While Mickey turns him down and the two seem to acknowledge one another’s strengths, when it comes to Jackie, the Doctor is snippy and dismissive. He’s not coming for dinner, because he doesn’t do domestic, forcing Rose to choose between staying home and going off to see the universe.
Watched on transmission, that felt unkind and questionable, because it would have been such a simple thing for the Doctor to do for his friend, and it wouldn’t have cost him anything.
Weirdly enough, watched 18 years on, after the weeping Tenth Doctor’s discovery that the Master was alive, and the revelation to us of the War Doctor and everything he did, or thinks he did, the Ninth Doctor’s attitude makes more sense. If you’ve lost everything, including close family relationships, being forced to “be domestic” is probably a torture, and so his vehement avoidance of that situation makes more sense in 2023 than it necessarily did in 2005, when we were trying to piece together the impact of his experiences from snippets and breadcrumbs dropped along the way.
So, is World War Three a fun rewatch?
Notsomuch. It’s written by RTD, so delivering enough to keep you watching once you start is more or less a given, but of the episodes of Series 1 so far, this is probably the biggest dud so far (*Squints ahead to The Long Game…*). It feels underbalanced after the plot-heavy Aliens of London, and – as mad a conclusion as this is – it just has far too much underwhelming Slitheen action in it to be an entirely happy experience, rewatched 18 years on.

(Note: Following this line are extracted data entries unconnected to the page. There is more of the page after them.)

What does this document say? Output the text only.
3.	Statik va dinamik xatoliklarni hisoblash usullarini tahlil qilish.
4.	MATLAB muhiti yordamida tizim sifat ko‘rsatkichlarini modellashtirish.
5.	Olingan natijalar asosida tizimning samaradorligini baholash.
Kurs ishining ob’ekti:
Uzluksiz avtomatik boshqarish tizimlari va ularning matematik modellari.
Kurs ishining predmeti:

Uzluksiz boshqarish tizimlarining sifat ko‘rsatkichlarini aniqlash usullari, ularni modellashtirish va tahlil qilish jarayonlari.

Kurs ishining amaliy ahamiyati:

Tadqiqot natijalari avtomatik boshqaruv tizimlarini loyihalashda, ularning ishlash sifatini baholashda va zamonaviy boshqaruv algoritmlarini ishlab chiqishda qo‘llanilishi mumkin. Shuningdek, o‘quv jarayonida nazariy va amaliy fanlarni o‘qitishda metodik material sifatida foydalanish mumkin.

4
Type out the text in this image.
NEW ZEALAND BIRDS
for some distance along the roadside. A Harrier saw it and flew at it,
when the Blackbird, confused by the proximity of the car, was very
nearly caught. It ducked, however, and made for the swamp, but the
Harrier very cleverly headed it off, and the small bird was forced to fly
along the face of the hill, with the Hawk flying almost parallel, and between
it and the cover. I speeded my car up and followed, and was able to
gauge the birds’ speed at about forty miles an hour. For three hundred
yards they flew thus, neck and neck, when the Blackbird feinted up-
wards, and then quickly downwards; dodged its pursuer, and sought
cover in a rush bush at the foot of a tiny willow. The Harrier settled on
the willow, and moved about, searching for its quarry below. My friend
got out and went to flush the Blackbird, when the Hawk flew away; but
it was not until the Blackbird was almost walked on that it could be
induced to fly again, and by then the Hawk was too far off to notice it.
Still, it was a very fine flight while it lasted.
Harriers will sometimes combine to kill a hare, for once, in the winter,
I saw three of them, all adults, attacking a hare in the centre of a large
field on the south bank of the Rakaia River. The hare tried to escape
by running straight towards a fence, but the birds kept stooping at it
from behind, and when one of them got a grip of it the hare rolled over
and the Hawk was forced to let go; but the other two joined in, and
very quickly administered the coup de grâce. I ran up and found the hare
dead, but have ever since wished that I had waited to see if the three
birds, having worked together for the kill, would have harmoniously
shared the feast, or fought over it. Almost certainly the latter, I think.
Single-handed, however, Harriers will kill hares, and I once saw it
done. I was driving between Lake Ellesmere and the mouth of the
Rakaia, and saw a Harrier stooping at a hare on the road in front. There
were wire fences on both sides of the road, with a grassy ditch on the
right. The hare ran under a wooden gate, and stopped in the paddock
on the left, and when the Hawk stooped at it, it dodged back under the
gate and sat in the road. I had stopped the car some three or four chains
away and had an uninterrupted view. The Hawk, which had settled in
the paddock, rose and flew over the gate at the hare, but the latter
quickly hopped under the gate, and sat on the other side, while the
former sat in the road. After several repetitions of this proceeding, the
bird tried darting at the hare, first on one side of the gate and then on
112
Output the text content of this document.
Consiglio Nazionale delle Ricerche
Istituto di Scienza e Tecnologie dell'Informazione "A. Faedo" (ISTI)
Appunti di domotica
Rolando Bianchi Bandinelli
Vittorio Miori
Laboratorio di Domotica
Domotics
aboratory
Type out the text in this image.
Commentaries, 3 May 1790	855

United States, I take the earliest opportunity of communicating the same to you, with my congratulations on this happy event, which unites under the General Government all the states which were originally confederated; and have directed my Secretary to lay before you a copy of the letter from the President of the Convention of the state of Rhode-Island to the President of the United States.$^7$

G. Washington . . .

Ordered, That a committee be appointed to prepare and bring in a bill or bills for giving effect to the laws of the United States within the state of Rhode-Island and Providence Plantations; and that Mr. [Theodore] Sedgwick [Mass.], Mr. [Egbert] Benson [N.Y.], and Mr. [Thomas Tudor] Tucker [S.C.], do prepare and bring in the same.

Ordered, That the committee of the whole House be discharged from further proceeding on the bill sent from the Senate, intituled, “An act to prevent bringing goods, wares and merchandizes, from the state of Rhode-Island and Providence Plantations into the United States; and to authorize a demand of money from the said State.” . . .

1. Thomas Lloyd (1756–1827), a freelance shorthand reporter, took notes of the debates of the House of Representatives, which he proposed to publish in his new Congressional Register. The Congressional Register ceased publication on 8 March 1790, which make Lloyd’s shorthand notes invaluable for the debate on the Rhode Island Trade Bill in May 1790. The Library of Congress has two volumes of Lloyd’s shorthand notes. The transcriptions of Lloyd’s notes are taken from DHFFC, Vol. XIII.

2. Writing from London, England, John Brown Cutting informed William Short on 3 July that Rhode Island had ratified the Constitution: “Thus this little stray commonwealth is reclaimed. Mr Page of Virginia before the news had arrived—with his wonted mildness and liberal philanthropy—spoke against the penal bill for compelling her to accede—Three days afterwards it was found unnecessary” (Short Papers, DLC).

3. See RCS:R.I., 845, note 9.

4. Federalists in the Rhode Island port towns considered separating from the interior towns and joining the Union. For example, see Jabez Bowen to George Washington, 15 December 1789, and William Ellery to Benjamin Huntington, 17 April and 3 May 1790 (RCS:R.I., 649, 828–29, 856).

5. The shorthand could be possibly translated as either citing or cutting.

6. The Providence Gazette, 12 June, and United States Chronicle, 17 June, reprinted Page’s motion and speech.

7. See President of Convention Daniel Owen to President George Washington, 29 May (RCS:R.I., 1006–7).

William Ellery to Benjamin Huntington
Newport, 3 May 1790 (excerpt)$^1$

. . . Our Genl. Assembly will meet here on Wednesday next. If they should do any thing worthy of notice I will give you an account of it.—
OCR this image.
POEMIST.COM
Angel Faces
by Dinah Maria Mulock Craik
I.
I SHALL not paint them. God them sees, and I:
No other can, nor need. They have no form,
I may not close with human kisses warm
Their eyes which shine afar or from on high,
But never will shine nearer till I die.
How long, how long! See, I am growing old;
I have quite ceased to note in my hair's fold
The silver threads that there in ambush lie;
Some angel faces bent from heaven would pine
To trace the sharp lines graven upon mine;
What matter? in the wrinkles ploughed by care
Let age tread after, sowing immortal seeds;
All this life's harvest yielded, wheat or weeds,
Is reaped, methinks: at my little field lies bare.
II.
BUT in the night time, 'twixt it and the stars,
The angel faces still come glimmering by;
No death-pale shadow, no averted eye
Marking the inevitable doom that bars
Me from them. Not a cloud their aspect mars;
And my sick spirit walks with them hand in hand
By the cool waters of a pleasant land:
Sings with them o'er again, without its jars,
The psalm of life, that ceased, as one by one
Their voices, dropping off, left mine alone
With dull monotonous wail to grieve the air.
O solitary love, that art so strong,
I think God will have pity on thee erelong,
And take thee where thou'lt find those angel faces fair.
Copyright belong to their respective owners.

Tony Fyler lives in a concrete cave, somewhere on the edge of
the sea, with his wife, who exists, and the Fictional People In His
Head, who don't as yet. A journalist and editor by day, he has written
Some Books, and is more or less always writing another. One day, he may
even get around to showing them to people. In the meantime, he's Script Editor and occasional Executive Producer at Third Time Lucky Productions, and a proud watcher of things no-one remembers they remember until they remember.